When Boston was selected in January as the United States’ city to bid to host the 2024 Olympic Games, promised by Mayor Martin J. Walsh were a total of nine community meetings, giving the public and elected officials the opportunity to discuss their views, opinions, and initiatives. The first meeting was held at Suffolk University Law School Thursday.
“This is a conversation about what the Olympics could bring to the city of Boston,” said Walsh, who believes the community discussions are crucial for the city. “We’re working right now an actual proposal to the IOC to bid for the 2024 Olympics.”
David Manfredi, Founder and Principal of Elkus-Manfredi Architects, is a co-chair to the Master Planning Committee for 2024 Boston. Speaking to an audience that was flooding out the doors of the Law School, he discussed his bright visions for the games.
“We believe Boston is the right size city, and I think we all agree that Boston is a beautiful city, it’s a historic city,” Manfredi said.
As historic and beautiful as the city is, other Bostonians feel as if hosting the 2024 Olympic Games would be detrimental to its traditional topography.
Members of the group “#NoBoston2024,” handed out flyers before the discussion detailing the negative impacts of hosting the games.
“We are protesting against the use of public spaces for private exclusive events,” said a member of the group who did not want to share their name with a reporter.
At the top of that list is the abuse of parks, such as historical spaces and public spaces. Within the proposed physical plan for Olympics includes building the volleyball court in the Boston Common.
“This would damage the landscape, trees that are over 200 years old, and other damages would be irreparable,” the member said.
Manfredi believes, however, that the Common is an appropriate space for the Games.
“In many ways, Boston Common is our most cherished space. It’s a symbol of who we are as a city. We’ve proposed beach volleyball,” he said, causing immediate mixed reactions from the audience.
Hosting the Olympic Games means constructing not only venues, but managing the city’s infrastructure.
“When you begin think about venue planning, you start with where these things will fit. But that’s not really the right strategy,” Manfredi said. The right strategy, according to the co-chair, is where the city’s infrastructure is going, and plan into that.
The physical planning of the 2024 Olympics has been designed into two “clusters,” according to Manfredi, with 33 competition and non competition venues. There will be “28 of those 33 venues that are within a 10 kilometer radius,” making the Boston games the most walkable, transit-oriented games in history, Manfredi said.
Bringing the Olympics to Boston means helping speed up the improvement of infrastructure, including “public transportation and people driving in and out of the city,” Walsh said, referencing the major delays that occurred for the MBTA as a result of massive amounts of snowfall.
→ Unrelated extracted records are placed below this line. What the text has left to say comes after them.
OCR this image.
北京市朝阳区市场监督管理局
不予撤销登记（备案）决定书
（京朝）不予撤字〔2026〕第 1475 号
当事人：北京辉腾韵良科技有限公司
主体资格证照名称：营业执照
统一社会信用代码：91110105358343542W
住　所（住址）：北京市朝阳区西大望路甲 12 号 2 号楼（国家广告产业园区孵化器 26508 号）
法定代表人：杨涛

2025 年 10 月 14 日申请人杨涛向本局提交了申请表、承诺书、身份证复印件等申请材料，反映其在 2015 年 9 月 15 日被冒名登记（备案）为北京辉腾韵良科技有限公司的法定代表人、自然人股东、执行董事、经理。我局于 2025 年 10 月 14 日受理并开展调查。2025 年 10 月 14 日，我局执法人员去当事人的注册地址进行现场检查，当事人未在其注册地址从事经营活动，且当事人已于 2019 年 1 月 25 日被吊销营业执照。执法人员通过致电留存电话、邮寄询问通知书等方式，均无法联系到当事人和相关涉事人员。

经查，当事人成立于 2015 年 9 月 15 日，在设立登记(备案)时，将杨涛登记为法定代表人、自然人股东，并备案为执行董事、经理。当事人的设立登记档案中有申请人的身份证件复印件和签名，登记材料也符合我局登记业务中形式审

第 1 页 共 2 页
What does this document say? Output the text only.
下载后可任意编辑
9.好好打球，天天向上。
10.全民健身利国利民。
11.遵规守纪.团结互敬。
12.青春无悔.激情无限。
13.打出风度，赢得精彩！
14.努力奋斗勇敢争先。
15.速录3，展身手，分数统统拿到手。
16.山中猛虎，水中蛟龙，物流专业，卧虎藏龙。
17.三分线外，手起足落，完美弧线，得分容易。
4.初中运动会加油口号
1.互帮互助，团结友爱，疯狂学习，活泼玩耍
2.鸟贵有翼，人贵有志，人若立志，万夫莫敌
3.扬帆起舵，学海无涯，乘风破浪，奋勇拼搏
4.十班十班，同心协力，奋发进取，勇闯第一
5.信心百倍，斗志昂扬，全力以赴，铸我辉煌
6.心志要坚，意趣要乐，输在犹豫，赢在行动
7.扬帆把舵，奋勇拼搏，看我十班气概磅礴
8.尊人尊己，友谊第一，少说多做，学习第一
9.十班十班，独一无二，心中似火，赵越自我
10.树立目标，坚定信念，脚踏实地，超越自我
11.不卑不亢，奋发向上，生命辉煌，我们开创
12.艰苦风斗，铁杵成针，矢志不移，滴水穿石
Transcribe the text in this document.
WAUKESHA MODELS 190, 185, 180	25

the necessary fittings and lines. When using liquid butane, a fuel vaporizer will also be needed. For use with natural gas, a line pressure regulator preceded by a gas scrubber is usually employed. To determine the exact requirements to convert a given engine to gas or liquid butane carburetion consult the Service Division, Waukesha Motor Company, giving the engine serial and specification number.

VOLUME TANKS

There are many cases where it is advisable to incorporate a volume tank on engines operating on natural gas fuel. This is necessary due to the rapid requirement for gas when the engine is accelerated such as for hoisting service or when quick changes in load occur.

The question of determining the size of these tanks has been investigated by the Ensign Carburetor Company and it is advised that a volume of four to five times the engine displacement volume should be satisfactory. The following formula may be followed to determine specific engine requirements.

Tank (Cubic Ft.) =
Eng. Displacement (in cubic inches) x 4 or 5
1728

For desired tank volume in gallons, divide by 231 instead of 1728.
Walsh later gave examples of what bidding in the Olympics did for cities like New York and Chicago. In Brooklyn, he said, “There’s more building going on, manufacturing jobs, it was an opportunity for them to grow.” In Chicago, tourism and businesses also improved.
By bidding for the 2024 games, even if Boston does not get chosen, “it gives us the opportunity for the next two years to go around the world and market the city of Boston on what is great about our city,” Walsh said.
When asked to comment, a Fenway resident who wished to remain anonymous, described her concerns lie with “the financial impact of the games, the universities and the investments they make in their facilities, and improvements to facilities that the public may or may not have access to.”
While some Bostonians are longing for infrastructural improvements, the debate as to whether the Olympic Games is the best way to achieve said improvements remains up for discussion.